Kapolri sendiri, dalam wawancara dengan Kompas, menegaskan bahwa ia tetap berkomitmen menjalankan amanat Presiden untuk melaksanakan reformasi Polri. Beban itu memang berat. Selain memastikan keamanan nasional, ia harus mengawal perubahan struktural, moral, dan budaya organisasi. Pertanyaan mundur justru memperlihatkan bahwa ia memahami besarnya tanggung jawab dan tidak ingin menjadikan jabatan sebagai sekadar kursi kekuasaan.
Dalam perspektif kepemimpinan, keberanian untuk mempertanyakan legitimasi diri menunjukkan kesadaran yang jarang dimiliki pejabat publik. Banyak pemimpin cenderung mempertahankan kursi tanpa refleksi. Kapolri berbeda: ia menempatkan jabatan sebagai amanah, yang sah-sah saja ditimbang kembali bila dianggap tidak efektif. Namun pada akhirnya, ia memilih bertahan. Keputusan ini adalah bukti keberanian moral, bukan tanda kelemahan.
Jaringan Aktivis Nusantara (JAN) menilai peristiwa ini harus dibaca jernih. Pertanyaan mundur itu adalah momen kejujuran seorang pemimpin. “Pemimpin yang berani bertanya pada dirinya sendiri tentang posisi yang diembannya justru menunjukkan integritas. Dan ketika ia tetap memilih bertahan, itu adalah bukti keberanian moral,” ujar Ketua JAN, Romadhon Jasn, Jumat (26/9).
Fakta di lapangan membuktikan bahwa Polri memang tengah berbenah menyeluruh. Program Presisi melahirkan digitalisasi pelayanan publik seperti SIM online, SKCK online, kanal aduan 110, hingga aplikasi pengaduan Propam. Dalam penegakan hukum, pendekatan restorative justice kini diterapkan luas.
Karena itu, JAN menekankan pentingnya publik memberi dukungan pada proses reformasi. Pertanyaan Kapolri tentang mundur hendaknya dipahami sebagai cermin kesadaran, bukan sinyal krisis. “Polri dan Presiden sejalan. Reformasi ini adalah agenda nasional, bukan dualisme kepentingan,” tegas Romadhon.
Evaluasi tentu tetap perlu. Kritik publik adalah bagian penting dari demokrasi, sebagaimana Kapolri sendiri menyebut kritik sebagai vitamin, bukan racun. Namun kritik harus diarahkan secara konstruktif, bukan menjadi prasangka yang melemahkan. Bila publik hanya menyuarakan ketidakpercayaan, reformasi akan terhambat. Sebaliknya, bila kritik jujur dan berbasis data, Polri akan semakin kokoh.
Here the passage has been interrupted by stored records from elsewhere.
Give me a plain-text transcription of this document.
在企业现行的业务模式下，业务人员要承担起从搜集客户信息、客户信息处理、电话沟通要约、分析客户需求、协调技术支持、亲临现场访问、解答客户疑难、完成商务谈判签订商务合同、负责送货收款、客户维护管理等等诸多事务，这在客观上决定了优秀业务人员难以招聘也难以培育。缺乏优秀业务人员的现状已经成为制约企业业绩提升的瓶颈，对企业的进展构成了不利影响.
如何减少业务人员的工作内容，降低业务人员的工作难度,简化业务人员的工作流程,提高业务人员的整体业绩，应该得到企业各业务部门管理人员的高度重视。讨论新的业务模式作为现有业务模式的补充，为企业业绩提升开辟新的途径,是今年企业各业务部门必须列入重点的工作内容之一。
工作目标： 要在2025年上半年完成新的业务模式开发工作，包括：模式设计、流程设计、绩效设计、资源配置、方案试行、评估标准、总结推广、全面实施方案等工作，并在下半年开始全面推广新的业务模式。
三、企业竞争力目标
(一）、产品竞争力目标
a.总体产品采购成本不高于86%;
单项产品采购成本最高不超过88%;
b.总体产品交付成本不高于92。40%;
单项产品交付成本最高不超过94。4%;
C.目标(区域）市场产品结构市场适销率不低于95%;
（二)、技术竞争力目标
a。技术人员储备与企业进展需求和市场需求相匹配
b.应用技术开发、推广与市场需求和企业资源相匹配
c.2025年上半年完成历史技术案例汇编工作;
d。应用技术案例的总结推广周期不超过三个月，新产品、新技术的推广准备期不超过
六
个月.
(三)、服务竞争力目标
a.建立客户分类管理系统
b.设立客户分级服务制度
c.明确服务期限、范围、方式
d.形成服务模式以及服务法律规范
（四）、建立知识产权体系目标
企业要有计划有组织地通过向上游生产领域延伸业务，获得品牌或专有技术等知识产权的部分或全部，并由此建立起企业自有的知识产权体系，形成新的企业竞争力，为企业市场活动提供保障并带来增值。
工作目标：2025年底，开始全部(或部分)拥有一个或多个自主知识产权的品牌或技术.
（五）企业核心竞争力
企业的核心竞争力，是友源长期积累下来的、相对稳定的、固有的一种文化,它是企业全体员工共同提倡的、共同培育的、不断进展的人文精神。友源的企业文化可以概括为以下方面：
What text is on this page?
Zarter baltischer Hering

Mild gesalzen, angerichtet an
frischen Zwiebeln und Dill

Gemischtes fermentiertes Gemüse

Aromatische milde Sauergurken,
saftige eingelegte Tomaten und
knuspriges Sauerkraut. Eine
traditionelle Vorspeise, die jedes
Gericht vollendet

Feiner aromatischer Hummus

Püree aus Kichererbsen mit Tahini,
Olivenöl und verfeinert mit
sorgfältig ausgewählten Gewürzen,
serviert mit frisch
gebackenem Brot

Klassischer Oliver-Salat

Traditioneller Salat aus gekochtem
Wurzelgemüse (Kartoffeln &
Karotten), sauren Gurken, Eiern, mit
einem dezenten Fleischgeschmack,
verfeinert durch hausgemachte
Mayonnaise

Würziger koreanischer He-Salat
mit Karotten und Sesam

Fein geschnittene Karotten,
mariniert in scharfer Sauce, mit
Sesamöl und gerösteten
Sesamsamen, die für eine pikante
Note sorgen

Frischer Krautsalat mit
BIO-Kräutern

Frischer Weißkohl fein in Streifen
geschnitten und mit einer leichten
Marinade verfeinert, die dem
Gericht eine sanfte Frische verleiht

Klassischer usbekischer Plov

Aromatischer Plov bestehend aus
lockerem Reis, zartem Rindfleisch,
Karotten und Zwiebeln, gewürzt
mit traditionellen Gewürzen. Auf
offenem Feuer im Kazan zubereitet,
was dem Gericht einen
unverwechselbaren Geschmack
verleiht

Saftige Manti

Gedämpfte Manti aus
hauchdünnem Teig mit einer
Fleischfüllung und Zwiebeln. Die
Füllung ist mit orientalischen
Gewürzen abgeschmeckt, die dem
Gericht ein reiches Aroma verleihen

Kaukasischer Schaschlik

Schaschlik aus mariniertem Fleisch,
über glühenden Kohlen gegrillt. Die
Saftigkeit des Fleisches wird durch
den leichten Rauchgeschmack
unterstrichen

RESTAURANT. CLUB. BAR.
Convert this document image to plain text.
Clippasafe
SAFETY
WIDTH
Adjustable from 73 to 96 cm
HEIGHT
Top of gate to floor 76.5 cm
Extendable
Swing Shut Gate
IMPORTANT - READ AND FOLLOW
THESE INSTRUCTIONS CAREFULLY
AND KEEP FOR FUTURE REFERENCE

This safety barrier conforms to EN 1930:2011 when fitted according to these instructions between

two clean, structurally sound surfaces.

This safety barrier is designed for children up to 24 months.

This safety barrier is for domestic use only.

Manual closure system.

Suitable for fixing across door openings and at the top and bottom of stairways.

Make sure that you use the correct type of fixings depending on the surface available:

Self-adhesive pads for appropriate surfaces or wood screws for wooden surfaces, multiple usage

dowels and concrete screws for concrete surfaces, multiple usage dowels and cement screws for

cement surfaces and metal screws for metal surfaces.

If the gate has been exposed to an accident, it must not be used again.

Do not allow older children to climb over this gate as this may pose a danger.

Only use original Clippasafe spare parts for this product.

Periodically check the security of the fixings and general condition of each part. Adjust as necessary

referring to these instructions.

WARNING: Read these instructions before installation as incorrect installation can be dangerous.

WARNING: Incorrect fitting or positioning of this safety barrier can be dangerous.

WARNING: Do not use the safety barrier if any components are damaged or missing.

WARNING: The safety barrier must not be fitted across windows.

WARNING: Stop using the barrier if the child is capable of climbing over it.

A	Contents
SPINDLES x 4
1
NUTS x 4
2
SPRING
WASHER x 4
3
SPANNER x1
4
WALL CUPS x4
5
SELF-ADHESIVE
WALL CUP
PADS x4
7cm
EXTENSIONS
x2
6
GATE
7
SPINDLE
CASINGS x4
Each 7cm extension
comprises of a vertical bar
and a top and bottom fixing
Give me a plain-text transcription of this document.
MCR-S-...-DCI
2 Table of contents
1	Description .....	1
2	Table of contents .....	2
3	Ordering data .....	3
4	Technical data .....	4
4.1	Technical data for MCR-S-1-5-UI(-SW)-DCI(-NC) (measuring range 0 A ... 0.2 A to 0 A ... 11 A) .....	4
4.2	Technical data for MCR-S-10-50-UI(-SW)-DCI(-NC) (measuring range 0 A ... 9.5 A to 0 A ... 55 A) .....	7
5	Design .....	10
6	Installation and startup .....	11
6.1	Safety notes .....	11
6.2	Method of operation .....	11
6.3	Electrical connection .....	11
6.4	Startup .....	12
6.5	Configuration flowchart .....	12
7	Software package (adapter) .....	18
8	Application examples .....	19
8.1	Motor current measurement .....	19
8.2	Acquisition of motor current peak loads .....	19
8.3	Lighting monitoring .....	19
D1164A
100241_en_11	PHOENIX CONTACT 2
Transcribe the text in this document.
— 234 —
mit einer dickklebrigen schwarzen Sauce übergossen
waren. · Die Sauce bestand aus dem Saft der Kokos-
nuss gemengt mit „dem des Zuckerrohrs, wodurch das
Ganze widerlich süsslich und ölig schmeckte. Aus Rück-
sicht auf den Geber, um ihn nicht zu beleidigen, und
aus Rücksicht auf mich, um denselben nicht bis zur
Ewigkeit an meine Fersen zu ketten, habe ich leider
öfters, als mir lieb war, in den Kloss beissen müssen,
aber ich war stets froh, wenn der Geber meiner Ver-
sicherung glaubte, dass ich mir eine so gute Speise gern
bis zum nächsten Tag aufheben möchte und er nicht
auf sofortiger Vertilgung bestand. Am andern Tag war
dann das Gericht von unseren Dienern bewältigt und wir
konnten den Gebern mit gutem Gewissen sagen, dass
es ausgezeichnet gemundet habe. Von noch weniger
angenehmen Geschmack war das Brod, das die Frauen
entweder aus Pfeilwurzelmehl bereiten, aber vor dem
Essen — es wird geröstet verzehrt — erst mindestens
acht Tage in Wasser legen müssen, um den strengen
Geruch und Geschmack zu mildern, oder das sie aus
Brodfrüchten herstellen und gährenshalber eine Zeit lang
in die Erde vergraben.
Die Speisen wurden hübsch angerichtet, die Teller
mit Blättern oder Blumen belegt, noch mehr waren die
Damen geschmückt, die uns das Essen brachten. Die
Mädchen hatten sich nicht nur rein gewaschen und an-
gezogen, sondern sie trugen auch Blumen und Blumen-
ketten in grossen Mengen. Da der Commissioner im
Untuk itu, JAN mengajak publik membaca peristiwa ini secara proporsional. Transparansi kepemimpinan bukan hanya soal data dan laporan, tetapi juga tentang keberanian seorang pimpinan menunjukkan sisi manusianya. “Kapolri bukan superman. Ia manusia yang menanggung amanat besar, dan itu justru membuat kepemimpinannya otentik,” kata Romadhon.
Jangan biarkan prasangka menutupi kenyataan. Kapolri sempat bertanya tentang mundur, tetapi pada akhirnya memilih bertahan. Keputusan itu adalah komitmen untuk melanjutkan reformasi. Publik seharusnya mendukung, sambil tetap kritis, agar Polri menjadi institusi profesional, modern, dan humanis yang dipercaya rakyat.